Let the time taken by each pipe be x minutes and y minutes.

It is given that one pipe takes 5 minutes more than the other pipe to fill the empty cistern.

⇒ x = y + 5

So, one minute work of the pipe = $\dfrac{1}{x} = \dfrac{1}{y + 5}$

And, one minute work of the other pipe = $\dfrac{1}{y}$

Both pipes running together can fill the empty cistern in $4\dfrac{20}{21} = \dfrac{104}{21}$ minutes.

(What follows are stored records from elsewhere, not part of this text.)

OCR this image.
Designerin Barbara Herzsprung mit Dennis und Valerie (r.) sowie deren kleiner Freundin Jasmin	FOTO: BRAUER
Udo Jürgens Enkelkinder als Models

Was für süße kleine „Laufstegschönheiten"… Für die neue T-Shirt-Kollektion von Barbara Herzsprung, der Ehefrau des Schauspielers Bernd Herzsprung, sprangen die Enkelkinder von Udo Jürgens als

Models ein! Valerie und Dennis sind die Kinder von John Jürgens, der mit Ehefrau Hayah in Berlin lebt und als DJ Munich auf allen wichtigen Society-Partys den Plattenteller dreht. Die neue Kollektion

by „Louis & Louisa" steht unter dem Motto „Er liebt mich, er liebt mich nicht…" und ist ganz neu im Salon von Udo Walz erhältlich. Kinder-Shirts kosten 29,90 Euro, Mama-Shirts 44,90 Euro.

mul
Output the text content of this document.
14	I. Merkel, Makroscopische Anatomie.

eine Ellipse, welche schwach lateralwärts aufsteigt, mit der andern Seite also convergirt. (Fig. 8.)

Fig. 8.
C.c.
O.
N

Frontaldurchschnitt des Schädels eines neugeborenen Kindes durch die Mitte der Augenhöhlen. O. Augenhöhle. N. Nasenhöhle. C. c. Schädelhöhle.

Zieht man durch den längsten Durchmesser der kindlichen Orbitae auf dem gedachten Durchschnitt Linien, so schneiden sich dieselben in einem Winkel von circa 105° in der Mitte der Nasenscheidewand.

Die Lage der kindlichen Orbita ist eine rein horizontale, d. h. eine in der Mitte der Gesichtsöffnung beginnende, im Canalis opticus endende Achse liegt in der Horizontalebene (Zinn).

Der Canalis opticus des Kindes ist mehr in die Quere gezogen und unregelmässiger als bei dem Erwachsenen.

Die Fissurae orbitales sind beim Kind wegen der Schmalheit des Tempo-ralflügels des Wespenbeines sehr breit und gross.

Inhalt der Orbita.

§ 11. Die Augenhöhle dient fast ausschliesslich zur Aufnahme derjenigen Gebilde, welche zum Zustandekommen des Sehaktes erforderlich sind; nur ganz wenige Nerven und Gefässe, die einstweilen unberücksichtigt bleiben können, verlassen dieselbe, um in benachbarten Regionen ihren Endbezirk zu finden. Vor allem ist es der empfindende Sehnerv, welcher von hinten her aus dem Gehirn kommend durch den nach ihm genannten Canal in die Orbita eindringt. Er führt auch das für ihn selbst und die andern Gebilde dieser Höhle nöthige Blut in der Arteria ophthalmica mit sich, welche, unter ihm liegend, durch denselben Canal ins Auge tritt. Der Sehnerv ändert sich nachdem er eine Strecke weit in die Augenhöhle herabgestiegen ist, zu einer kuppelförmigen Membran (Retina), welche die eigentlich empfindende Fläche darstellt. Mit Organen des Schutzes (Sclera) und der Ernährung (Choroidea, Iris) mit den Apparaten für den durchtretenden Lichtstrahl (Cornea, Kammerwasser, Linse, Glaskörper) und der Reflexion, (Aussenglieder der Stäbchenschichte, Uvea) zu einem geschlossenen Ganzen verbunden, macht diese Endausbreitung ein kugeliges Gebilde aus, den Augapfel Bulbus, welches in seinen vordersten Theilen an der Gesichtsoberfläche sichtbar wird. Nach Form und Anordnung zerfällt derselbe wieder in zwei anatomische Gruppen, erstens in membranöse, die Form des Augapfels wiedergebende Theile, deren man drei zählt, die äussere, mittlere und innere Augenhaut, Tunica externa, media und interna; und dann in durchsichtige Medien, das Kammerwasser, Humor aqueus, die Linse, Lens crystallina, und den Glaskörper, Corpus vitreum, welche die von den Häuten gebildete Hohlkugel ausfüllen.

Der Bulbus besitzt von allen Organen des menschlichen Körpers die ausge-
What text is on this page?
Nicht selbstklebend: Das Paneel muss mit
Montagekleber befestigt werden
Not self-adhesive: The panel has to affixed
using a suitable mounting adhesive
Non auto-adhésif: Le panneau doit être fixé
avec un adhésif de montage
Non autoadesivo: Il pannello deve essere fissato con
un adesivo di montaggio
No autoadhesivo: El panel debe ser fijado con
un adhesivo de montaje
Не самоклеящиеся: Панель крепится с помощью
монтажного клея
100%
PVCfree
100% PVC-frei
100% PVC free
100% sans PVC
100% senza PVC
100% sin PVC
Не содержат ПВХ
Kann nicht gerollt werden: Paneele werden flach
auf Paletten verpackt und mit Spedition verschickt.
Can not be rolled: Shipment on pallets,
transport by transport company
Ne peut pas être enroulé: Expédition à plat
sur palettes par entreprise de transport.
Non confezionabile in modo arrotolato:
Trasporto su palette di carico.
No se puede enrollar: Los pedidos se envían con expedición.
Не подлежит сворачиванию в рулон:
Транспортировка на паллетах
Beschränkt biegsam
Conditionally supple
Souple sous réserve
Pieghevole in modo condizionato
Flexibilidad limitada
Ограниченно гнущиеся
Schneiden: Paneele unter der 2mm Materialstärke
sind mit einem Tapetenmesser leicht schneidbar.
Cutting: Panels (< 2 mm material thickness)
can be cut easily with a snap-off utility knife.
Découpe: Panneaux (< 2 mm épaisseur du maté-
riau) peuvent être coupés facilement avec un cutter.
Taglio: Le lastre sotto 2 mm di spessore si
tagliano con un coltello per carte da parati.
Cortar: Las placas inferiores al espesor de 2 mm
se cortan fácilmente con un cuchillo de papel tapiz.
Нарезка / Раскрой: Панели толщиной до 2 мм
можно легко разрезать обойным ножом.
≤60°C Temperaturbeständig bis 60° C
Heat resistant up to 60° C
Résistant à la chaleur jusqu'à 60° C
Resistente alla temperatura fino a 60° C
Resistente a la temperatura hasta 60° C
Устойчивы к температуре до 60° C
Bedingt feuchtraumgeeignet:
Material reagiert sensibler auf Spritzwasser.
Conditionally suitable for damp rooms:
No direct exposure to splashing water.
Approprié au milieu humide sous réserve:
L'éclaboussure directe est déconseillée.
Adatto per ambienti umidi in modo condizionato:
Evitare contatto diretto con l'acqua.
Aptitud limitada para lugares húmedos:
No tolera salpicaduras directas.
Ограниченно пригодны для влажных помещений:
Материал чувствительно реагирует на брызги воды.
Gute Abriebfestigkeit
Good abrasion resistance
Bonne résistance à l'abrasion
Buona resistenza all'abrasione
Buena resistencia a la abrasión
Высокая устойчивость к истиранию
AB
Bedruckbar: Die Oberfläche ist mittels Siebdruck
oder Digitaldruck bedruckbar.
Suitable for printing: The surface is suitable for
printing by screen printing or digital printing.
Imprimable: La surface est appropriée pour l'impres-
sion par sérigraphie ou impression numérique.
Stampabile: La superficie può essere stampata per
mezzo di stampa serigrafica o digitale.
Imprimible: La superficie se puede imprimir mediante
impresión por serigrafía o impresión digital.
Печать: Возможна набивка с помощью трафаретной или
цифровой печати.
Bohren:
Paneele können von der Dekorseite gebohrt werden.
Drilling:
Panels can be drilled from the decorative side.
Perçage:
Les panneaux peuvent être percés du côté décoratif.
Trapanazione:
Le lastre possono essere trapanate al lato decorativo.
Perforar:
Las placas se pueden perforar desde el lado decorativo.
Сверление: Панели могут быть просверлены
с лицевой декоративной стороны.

$\Rightarrow \dfrac{1}{x} + \dfrac{1}{y} = \dfrac{21}{104}\\[1em] \Rightarrow \dfrac{1}{y + 5} + \dfrac{1}{y} = \dfrac{21}{104}\\[1em] \Rightarrow \dfrac{1 \times y}{y(y + 5)} + \dfrac{1 \times (y + 5)}{y(y + 5)} = \dfrac{21}{104}\\[1em] \Rightarrow \dfrac{y}{y(y + 5)} + \dfrac{y + 5}{y(y + 5)} = \dfrac{21}{104}\\[1em] \Rightarrow \dfrac{y + y + 5}{y(y + 5)} = \dfrac{21}{104}\\[1em] \Rightarrow \dfrac{2y + 5}{y^2 + 5y} = \dfrac{21}{104}\\[1em] \Rightarrow 104(2y + 5) = 21(y^2 + 5y)\\[1em] \Rightarrow 208y + 520 = 21y^2 + 105y\\[1em] \Rightarrow 21y^2 + 105y - 208y - 520 = 0\\[1em] \Rightarrow 21y^2 - 103y - 520 = 0\\[1em] \Rightarrow 21y^2 + 65y - 168y - 105 = 0\\[1em] \Rightarrow y(21y + 65) - 8(21y + 65) = 0\\[1em] \Rightarrow (21y + 65)(y - 8) = 0\\[1em] \Rightarrow (21y + 65) = 0 \text{ or }(y - 8) = 0\\[1em] \Rightarrow y = -\dfrac{65}{21} \text{ or }y = 8\\[1em]$

As minutes cannot be negative.

So, one pipe takes 8 minutes and the other pipe takes 8 + 5 = 13 minutes.

Hence, the time taken by pipes = 8 minutes and 13 minutes.